Standing on the town dock, which pokes out into the Perdido Sound, and facing the town itself, one can see the Perdido Pass Bridge to the right and slightly behind them, roughly a mile away. The coast running of to the right toward the bridge turns into swamp quickly, right past a small tributary. Follow that tributary inland just a few hundred feet and you’ll find yourself standing on the dock of the oyster bar Blue Latitudes, along with the attached seafood market, which buys fish directly from the boats every morning off the dock.Through the bar and out the back door, which is the main entrance, across a gravel and shell parking lot, there’s a stone stairway six steps high that climbs the bank up to Main Street, which slopes up toward the town to the right. Directly in front of you is the ten-acre city park, and through the Spanish moss-draped trees you can just see the Innerarity Key B&B. If you return to the dock and turn right, away from Blue Latitudes, you’ll find a paved drive that follows the curve of the beach to the steps of the B&B.

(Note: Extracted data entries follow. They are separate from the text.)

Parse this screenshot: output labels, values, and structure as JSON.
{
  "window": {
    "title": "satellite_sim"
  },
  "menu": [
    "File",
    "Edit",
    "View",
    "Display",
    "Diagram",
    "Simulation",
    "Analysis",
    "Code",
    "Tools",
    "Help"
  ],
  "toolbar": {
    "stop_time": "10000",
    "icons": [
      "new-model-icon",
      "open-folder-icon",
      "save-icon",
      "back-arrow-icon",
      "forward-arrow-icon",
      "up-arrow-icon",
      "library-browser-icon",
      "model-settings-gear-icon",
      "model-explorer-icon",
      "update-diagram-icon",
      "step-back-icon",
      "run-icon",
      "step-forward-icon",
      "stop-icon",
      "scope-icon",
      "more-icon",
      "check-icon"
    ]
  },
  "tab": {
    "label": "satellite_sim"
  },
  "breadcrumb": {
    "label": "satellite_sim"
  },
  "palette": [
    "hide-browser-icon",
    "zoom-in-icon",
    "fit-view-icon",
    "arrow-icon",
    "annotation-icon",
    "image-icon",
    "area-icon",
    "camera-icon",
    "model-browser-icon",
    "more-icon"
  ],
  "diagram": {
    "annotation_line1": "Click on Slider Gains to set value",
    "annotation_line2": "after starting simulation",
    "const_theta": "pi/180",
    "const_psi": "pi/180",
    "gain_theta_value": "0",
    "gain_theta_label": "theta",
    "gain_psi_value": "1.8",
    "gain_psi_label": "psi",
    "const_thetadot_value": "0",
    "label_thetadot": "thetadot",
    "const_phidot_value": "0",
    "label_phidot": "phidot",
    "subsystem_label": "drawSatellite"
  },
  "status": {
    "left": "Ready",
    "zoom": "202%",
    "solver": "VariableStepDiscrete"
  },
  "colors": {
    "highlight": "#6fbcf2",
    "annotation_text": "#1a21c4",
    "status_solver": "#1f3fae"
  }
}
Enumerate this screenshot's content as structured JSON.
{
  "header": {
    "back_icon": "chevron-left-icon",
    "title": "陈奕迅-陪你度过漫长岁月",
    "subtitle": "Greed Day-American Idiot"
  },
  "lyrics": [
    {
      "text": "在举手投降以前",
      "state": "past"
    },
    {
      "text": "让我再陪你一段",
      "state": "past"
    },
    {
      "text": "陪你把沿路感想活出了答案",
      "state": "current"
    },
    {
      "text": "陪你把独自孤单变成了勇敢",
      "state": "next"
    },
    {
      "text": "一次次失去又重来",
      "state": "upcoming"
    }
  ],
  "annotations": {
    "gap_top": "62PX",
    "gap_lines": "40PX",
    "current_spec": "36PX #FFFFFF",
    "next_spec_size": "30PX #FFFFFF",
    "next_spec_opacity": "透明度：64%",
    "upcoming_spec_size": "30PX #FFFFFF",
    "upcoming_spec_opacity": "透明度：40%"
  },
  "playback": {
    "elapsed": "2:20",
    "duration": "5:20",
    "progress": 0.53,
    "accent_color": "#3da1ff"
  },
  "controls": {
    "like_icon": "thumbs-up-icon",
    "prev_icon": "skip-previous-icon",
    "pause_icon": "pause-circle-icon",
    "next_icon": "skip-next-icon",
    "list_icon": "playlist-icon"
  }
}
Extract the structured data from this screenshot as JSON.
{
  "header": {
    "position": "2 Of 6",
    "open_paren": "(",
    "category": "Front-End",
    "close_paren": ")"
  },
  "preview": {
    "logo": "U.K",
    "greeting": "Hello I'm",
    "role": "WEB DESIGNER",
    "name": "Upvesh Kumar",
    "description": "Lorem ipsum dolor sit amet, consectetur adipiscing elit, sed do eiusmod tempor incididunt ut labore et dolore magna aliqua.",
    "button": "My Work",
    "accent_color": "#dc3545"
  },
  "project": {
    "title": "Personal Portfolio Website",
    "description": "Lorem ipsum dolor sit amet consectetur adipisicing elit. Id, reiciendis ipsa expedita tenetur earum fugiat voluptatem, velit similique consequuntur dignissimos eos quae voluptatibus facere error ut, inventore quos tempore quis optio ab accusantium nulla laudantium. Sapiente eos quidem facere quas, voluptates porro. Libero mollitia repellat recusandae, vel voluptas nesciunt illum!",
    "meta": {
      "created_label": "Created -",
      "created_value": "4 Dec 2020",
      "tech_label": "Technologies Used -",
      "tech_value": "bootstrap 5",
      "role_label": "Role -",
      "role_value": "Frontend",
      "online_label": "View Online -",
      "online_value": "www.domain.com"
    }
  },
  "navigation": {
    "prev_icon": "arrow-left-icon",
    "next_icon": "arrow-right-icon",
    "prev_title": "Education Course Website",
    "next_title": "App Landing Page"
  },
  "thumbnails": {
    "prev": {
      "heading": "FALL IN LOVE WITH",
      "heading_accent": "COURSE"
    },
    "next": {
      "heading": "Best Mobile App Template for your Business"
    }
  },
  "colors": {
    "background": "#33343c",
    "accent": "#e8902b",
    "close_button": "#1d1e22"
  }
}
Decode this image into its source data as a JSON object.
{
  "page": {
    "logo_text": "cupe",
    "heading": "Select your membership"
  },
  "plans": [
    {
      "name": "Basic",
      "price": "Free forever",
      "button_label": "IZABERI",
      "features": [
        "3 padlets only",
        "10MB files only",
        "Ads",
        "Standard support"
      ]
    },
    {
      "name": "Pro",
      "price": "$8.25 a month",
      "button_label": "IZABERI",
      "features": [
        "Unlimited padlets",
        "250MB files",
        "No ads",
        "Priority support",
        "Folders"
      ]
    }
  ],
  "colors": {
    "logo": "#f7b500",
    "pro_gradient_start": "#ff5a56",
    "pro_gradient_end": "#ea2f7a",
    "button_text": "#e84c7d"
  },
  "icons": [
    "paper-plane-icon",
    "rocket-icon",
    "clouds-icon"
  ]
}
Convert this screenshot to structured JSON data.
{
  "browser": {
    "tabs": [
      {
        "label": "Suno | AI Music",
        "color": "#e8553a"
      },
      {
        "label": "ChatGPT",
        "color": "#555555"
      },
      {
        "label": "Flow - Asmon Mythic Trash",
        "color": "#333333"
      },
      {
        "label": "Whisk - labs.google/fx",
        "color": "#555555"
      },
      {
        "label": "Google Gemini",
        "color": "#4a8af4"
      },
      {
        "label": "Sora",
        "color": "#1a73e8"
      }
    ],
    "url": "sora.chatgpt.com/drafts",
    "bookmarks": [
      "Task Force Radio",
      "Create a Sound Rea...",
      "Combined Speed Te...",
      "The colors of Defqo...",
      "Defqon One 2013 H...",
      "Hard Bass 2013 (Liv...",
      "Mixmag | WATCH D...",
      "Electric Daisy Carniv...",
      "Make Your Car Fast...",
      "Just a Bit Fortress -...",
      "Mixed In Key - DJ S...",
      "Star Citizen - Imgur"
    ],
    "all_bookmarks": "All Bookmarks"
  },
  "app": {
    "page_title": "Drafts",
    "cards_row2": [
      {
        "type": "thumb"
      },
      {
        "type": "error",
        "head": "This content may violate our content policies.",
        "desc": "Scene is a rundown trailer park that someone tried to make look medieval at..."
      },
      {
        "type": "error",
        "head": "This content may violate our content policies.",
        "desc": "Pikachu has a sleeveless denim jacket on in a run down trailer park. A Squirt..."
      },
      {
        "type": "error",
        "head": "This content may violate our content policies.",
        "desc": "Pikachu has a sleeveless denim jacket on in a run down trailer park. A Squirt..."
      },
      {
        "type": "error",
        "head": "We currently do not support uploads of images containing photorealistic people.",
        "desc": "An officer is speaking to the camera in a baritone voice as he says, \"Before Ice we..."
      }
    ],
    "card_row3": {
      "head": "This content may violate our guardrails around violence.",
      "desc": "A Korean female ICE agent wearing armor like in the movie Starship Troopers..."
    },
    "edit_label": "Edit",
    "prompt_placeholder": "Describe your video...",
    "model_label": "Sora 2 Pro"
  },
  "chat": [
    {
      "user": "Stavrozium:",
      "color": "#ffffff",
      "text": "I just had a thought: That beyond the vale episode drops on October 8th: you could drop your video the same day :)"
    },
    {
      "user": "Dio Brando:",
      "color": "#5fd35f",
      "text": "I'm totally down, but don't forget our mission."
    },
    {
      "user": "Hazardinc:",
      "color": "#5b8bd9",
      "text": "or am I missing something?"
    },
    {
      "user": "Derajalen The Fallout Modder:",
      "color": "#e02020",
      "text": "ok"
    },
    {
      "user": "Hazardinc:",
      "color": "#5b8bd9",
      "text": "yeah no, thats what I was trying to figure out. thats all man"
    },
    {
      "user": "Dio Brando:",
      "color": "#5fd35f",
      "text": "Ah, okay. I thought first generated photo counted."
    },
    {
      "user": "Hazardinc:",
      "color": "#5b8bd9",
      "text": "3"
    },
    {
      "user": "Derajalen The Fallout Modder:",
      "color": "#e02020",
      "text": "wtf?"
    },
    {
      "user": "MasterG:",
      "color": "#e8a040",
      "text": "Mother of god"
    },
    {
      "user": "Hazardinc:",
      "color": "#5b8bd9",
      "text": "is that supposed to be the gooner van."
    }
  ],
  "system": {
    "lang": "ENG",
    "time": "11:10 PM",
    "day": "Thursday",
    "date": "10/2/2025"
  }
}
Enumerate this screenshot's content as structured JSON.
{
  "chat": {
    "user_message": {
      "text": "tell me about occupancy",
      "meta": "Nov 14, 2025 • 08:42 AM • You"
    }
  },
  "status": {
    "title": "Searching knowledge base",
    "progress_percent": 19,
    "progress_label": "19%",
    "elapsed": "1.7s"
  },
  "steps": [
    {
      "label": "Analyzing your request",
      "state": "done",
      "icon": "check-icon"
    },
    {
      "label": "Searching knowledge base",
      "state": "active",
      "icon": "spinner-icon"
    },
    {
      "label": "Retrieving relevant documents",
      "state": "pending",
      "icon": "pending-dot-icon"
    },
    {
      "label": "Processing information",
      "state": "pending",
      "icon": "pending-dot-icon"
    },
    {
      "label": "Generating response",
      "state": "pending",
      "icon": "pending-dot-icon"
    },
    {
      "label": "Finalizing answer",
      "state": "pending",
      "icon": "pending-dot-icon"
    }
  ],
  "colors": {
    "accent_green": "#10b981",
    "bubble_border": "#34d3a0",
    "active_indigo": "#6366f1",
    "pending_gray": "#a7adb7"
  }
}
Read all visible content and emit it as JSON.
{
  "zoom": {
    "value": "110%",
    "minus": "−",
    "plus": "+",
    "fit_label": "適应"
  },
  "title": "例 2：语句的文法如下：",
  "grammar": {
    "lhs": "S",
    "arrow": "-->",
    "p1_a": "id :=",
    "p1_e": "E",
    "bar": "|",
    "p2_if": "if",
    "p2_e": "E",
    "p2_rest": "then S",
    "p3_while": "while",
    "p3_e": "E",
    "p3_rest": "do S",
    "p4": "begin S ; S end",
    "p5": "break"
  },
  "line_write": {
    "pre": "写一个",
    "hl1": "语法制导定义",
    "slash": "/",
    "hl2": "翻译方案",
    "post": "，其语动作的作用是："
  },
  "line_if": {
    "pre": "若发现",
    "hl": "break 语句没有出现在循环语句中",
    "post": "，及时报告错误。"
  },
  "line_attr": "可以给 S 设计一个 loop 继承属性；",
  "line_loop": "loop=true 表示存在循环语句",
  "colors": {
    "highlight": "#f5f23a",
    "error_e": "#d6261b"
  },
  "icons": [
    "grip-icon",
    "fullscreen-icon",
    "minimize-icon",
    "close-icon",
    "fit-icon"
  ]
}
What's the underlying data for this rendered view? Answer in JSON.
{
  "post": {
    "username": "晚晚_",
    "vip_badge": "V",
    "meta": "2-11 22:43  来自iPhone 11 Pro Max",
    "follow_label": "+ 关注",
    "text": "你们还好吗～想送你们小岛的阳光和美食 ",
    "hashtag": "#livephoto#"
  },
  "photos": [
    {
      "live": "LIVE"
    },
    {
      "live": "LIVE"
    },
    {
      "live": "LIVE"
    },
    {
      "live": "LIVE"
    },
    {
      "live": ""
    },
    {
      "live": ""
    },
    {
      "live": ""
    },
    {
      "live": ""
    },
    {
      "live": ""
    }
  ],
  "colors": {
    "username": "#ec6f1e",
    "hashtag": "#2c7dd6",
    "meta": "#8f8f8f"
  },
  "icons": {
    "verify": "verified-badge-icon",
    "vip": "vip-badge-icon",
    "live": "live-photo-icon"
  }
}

Walking back across the park, evergreen live oak leaves filtering sunlight and a lush green carpet of grass underfoot, you’ll come back to Main Street and the town’s buildings.
The first building on the south end of the row is a natural foods market called Manna Grocer. Manna still uses an old-style cash register that has a large handle to pull to register a transaction. It dings cheerfully every time someone makes a purchase.
In the next building there’s a bookstore with a coffee shop called Sun Dog. They have a couple of computers with internet access so patrons can sit, read books, drink coffee and surf the web in one tight little store. It has hardwood floors, where the grocery had tile, and where the grocer was all white and light colored inside; the coffee shop is dark and filled with shadows. Its bookshelves stretch from the floor to the twelve-foot-high ceilings, and it has ladders on wheels that follow a rail around the store so customers could peruse the upper shelves.
In the next building there’s a drugstore and general merchandiser. It’s called Perdido Transit Drugs and Mercantile. It has a big RX sign above the door. Inside there are postcards, toys, health and beauty products, all the stuff you would normally get at a drugstore, but the store carries clothes, too, hence the Mercantile portion of the store’s name. They carry mostly working clothes, like Carhartt and Liberty, along with an outdoors selection, hiking boots and the like.
The next building is the radio station and, above it, my apartment. All the buildings have apartments of some type and size above them. The business’s owners lived in most of them.
The next building is the diner called The Along the Way Café. The café has pale pastel yellow walls. The staff wears yellow skirts with white aprons like you might have seen in a diner in the 1950s. The whole café has that look, but don’t be mistaken, it’s not out of some nostalgia bid, they’ve actually been dressing that way since the fifties and have just never stopped or changed.
The building following the café, the last one on the street, is the barber/shoe shine shop. Beyond the barbershop there’s a parking lot, and for ten months out of the year there’s a vegetable and fruit stand in that parking lot.
Past the parking lot is the main access road, on which you can turn right to head back out to 292, or you can turn left and find the rest of Innerarity Point’s residents, their houses and trailers.